Different type of schemes to farmers in India ?
From the independence, Government of India has given high priority for the welfare of the farmers. In this regard it is implementing several farmers welfare schemes to re-vitalize agriculture sector and to improve their economic conditions. These agriculture schemes are very helpful for the farmers and he or she must know about it so as to take its benefit.
Below are some important government schemes in agriculture.
- Pradhan Mantri Fasal Bima Yojana (PMFBY)
PMFBY is an actuarial premium based scheme under which farmer has to pay maximum premium of 2% for Kharif, 1.5% for Rabi food & oilseed crops and 5% for annual commercial/horticultural crops and remaining part of the actuarial/bidded premium is shared equally by the Centre and State Government. One of the objectives of the scheme is to facilitate prompt claims settlement. The claims must be settled within two months of harvest subject to timely provision of both yield data and share of premium subsidy by the State Government.
Pradhan Mantri Krishi Sinchai Yojana (PMKSY)
It was launched on 1st July, 2015 with the motto of ‘Har Khet Ko Paani’ for providing end-to end solutions in irrigation supply chain, viz. water sources, distribution network and farm level applications.
PMKSY not only focuses on creating sources for assured irrigation, but also creating protective irrigation by harnessing rain water at micro level through ‘Jal Sanchay’ and ‘Jal Sinchan’.

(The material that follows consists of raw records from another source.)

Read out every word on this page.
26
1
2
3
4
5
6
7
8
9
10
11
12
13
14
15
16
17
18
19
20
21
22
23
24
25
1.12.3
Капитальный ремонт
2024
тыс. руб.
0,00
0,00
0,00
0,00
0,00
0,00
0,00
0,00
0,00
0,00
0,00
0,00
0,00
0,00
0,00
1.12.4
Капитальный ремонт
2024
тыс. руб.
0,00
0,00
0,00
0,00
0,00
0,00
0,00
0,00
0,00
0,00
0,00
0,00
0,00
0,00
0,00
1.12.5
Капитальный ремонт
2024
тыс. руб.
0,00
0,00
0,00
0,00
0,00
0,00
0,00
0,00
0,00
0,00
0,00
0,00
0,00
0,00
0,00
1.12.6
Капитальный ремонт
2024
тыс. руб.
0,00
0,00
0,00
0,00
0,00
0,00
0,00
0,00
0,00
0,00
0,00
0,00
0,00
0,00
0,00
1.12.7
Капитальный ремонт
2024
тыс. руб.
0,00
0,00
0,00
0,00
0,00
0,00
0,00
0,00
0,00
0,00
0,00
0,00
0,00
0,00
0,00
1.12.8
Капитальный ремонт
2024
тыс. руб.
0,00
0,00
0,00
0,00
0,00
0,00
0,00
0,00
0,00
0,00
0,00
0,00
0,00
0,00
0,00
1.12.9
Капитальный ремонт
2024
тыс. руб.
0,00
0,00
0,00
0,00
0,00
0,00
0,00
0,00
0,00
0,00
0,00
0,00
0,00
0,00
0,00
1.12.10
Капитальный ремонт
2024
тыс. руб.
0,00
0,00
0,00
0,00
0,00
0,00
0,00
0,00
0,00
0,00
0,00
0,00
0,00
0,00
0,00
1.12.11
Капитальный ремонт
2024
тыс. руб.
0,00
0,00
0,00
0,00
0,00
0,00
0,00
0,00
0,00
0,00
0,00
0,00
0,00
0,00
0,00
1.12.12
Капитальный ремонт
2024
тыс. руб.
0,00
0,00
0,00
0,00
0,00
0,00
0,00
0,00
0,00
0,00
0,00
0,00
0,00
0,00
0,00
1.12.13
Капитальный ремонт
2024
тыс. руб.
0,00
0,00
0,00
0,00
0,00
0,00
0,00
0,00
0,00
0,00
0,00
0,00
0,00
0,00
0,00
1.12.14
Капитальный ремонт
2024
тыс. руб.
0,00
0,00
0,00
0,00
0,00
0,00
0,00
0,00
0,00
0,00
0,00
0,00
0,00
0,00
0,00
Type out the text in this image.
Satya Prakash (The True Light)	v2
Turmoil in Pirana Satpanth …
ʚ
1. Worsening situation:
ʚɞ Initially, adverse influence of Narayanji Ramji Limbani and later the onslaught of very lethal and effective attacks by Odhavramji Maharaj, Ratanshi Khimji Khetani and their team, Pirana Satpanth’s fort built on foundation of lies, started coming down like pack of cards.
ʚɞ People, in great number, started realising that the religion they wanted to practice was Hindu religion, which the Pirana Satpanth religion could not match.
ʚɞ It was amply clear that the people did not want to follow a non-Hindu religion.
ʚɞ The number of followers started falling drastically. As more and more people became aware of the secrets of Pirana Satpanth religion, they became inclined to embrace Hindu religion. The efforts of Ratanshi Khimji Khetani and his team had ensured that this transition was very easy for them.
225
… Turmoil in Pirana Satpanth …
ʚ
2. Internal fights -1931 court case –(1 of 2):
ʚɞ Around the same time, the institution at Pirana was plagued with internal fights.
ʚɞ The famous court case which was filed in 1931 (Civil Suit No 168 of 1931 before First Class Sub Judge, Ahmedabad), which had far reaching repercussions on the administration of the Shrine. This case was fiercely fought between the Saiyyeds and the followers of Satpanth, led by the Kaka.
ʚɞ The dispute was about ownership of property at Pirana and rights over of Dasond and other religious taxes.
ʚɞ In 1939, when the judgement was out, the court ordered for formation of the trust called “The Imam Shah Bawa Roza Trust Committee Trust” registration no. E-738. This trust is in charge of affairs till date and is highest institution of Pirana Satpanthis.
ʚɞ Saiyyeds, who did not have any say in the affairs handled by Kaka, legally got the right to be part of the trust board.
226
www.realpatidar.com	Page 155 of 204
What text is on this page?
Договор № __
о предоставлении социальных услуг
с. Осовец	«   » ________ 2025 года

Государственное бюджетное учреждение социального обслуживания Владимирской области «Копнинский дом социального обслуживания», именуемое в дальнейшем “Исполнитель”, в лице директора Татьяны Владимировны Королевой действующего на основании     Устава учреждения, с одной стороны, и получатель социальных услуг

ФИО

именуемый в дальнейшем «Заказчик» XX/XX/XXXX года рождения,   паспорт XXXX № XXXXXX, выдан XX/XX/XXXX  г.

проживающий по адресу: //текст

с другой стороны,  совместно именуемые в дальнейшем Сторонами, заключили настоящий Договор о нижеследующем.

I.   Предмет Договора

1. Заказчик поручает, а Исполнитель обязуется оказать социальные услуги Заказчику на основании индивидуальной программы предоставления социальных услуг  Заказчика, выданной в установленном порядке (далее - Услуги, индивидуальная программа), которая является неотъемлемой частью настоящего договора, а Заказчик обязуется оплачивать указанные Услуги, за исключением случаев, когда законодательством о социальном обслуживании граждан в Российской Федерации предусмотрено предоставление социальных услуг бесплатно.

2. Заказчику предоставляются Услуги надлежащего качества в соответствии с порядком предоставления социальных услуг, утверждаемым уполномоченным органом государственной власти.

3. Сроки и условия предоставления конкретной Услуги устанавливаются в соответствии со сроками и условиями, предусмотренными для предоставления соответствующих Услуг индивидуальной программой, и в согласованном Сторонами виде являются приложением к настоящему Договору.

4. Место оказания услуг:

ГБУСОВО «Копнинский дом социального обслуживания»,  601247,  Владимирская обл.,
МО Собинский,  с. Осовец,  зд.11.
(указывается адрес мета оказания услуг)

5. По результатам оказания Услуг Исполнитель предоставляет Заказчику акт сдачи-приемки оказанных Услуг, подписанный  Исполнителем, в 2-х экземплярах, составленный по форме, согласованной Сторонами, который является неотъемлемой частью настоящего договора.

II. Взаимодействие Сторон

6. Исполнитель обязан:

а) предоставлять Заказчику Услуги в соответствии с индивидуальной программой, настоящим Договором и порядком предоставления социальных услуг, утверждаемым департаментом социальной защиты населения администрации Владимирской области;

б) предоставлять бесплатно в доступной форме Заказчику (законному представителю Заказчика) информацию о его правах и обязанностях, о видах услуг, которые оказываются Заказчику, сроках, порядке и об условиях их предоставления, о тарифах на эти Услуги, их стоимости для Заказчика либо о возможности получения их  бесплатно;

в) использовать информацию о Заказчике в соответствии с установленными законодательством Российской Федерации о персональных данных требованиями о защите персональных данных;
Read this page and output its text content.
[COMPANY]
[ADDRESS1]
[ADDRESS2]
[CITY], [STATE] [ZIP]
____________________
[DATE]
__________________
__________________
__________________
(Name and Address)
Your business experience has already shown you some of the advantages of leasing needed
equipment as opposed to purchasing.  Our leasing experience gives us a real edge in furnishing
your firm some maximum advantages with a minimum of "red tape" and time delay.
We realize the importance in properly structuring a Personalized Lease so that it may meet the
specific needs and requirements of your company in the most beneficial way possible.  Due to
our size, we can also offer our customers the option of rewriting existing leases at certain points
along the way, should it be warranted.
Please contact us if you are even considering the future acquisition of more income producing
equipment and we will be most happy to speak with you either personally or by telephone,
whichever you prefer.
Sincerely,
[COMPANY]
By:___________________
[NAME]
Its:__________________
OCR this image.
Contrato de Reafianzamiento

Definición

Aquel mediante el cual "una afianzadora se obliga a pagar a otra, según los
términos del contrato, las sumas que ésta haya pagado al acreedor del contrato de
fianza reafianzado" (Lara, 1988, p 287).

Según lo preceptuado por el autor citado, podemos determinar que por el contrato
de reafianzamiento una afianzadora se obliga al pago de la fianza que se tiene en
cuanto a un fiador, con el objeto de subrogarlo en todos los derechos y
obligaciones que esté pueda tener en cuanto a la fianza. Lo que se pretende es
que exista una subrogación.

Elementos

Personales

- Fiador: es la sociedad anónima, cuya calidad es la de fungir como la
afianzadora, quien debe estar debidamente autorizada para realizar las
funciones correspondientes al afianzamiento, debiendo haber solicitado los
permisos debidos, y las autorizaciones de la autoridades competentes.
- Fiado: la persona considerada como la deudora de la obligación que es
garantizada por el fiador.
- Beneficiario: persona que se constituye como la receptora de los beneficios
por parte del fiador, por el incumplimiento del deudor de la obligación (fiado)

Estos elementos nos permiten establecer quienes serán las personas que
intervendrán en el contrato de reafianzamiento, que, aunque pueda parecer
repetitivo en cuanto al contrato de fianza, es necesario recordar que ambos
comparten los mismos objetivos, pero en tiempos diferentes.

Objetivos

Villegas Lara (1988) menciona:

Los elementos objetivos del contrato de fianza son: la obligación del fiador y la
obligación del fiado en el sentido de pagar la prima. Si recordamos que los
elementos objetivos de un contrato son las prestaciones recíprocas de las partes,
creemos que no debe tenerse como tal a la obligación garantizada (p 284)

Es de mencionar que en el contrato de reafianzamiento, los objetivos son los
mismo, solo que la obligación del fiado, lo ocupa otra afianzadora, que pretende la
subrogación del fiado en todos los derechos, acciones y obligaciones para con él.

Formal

Micro irrigation is to be popularised to ensure ‘Per drop-More crop’. PMKSY adopts State level planning and projectised execution that allows States to draw up their own irrigation development based on District Irrigation Plans and State Irrigation Plans.
Paramparagat Krishi Vikas Yojana (PKVY) Paramparagat Krishi Vikas Yojana is implemented with a view to promote organic farming in the country. To improve soil health and organic matter content and increase net income of the farmer so as to realise premium prices. Under this scheme, an area of 5 lakh acre is targeted to be covered though 10,000 clusters of 50 acre each, from the year 2015-16 to 2017-18.